Truth behind department icon’s downfall
This isn't the first time Harris Scarfe has been on the brink of ruin.
The 170-year-old department store institution, founded in central Adelaide, was rescued from bankruptcy in 2001 and has changed hands four times since.
But retail experts say the recent plunge back into receivership will be the final chapter for the $380 million national chain, leaving more than 1800 staff from 66 stores unemployed.
Sector consultant at Retail Doctor Group, Brian Walker, said the company's best chance of survival is to be "dismembered" and although there are potential buyers he says the continuation of South Australia's oldest retailer is "more unlikely than likely".
The business has had the ruler run over it by various potential suitors," he told news.com.au.
"A couple have said that not without a radical restructuring would it hold value, and that tells me that some assets will be sold off but I don't think we'll see the Harris Scarfe that we once saw.
"And frankly, I think the market has moved on from it anyway."
University of Tasmania retail expert Louise Grimmer echoed this sentiment, providing an equally bleak forecast for the once iconic department store.
The chain is better known in the southern states but has strong network in regional Australia, says Dr Grimmer, where its collapse will be felt most.
"It's sad to see any Australian business go under, particularly one with such a history in the sector but, in the end, retailers must adapt to change and it appears that Harris Scarfe just weren't able to do this," she said.
"This will certainly have an impact on the smaller communities in which these stores operate - particularly Launceston in my home state of Tasmania.
"A large retailer pulling out or closing down in smaller cities has a significant impact on those communities."
Dr Grimmer said retailers such as Harris Scarfe are stuck in "bland land" - the middle of the market, unable to attract budget shoppers or compete against glitzy rivals David Jones and Myer.
She says Target is another vulnerable chain as the economy shrinks and consumer confidence continues to weaken.
"We've seen from the collapse of Harris Scarfe the middle ground is no longer fertile for many retailers and so Target will need to make that hard choice: go hard up against Kmart at the budget end or really do something different with the brand and take it up a notch," Dr Grimmer told news.com.au.
"This will of course be difficult given the restricting of the retail sector, current consumer sentiment and economic outlook for Australia.
"If it can't do this then we may see another loss to the discount sector and that would be a pity."

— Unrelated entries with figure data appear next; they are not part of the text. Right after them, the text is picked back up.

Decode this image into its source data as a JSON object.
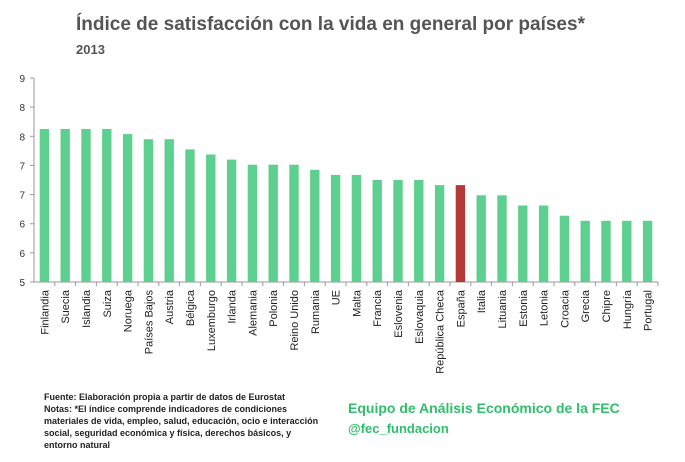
{
  "header": {
    "title": "Índice de satisfacción con la vida en general por países*",
    "subtitle": "2013"
  },
  "chart_data": {
    "type": "bar",
    "categories": [
      "Finlandia",
      "Suecia",
      "Islandia",
      "Suiza",
      "Noruega",
      "Países Bajos",
      "Austria",
      "Bélgica",
      "Luxemburgo",
      "Irlanda",
      "Alemania",
      "Polonia",
      "Reino Unido",
      "Rumania",
      "UE",
      "Malta",
      "Francia",
      "Eslovenia",
      "Eslovaquia",
      "República Checa",
      "España",
      "Italia",
      "Lituania",
      "Estonia",
      "Letonia",
      "Croacia",
      "Grecia",
      "Chipre",
      "Hungría",
      "Portugal"
    ],
    "values": [
      8.0,
      8.0,
      8.0,
      8.0,
      7.9,
      7.8,
      7.8,
      7.6,
      7.5,
      7.4,
      7.3,
      7.3,
      7.3,
      7.2,
      7.1,
      7.1,
      7.0,
      7.0,
      7.0,
      6.9,
      6.9,
      6.7,
      6.7,
      6.5,
      6.5,
      6.3,
      6.2,
      6.2,
      6.2,
      6.2
    ],
    "highlight_category": "España",
    "ylim": [
      5,
      9
    ],
    "tick_labels": [
      "5",
      "6",
      "6",
      "7",
      "7",
      "8",
      "8",
      "9"
    ],
    "grid": false,
    "colors": {
      "bar": "#5dcf8e",
      "highlight": "#b53a35",
      "axis": "#999999"
    }
  },
  "footer": {
    "source": "Fuente: Elaboración propia a partir de datos de Eurostat",
    "notes_lines": [
      "Notas: *El índice comprende indicadores de condiciones",
      "materiales de vida, empleo, salud, educación, ocio e interacción",
      "social, seguridad económica y física, derechos básicos, y",
      "entorno natural"
    ],
    "credit": "Equipo de Análisis Económico de la FEC",
    "handle": "@fec_fundacion",
    "credit_color": "#2fbf6b"
  }
}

Trading will continue as normal over the Christmas period and employees will be paid by the receivers, the appointed administrators Deloitte Restructuring Services (DRS) said on Wednesday.
"Harris Scarfe is a longstanding retail institution," DRS partner Vaughan Strawbridge said.
"We will be making every effort to secure a future for the business and intend to commence an immediate sale of business process."
Less than a month ago, Harris Scarfe was bought by a Sydney-based private equity firm - Allegro Funds - which specialises in turning around businesses.
'WORKERS ARE FEARFUL'
The more than 1800 staff network have been ordered by the administrators to not talk to the media as they enter the Christmas period not knowing the future of their employment, union representatives say.
Workers have been promised their entitlements will be paid out by the receivers but Shop, Distributive and Allied Employees Association secretary Gerard Dwyer said the threats to stay quiet are an ominous sign.
"The workers are justifiably fearful that they will not now have enough money to give their families the Christmas they deserve, let alone have secure employment into the New Year," he said.
"If it is the case, as the administrators insist, that Harris Scarfe will continue to trade and that all workers entitlements will be paid in full, they should not be concerned about workers speaking up.
"If the administrators mean what they say, they should have nothing to fear from workers airing their concerns."
SECTOR'S YEAR FROM HELL
In January, menswear retailer Ed Harry went into voluntary administration and a week later, Aussie sportswear favourite Skins also revealed it was on the brink of failure after applying for bankruptcy in a Swiss court.
At the end of the month, the Napoleon Perdis beauty empire announced the cult make-up chain's 56 Aussie stores had closed for stocktake. Administrators were appointed, and scores of stores have since collapsed.
Footwear trailblazer Shoes of Prey also met its demise in March this year, along with British fashion giant Karen Millen, which in September revealed it would soon shut all Aussie stores, leaving around 80 jobs in peril.
In October, celebrity chef Shannon Bennett's Melbourne burger chain Benny Burger was also placed into administration followed by seven Red Rooster outlets in Queensland just days later, and then Aussie activewear sensation Stylerunner, which has since been sold to Accent Group Limited.
Just weeks ago it was revealed that popular furniture and homewares company Zanui had collapsed after it abruptly entered voluntary administration, leaving some angry customers in the lurch.
In November, Muscle Coach, a leading fitness company, was put into voluntary administration after a director received a devastating diagnosis and the company racked up debts of almost $1 million.
Then it was the famous Criniti's restaurant chain's turn to enter into voluntary administration, with several of the 13 sites across the country set to be closed for good.
And just weeks ago fast fashion staple Bardot also went into voluntary administration, blaming a "highly cluttered" and "increasingly discount-driven market".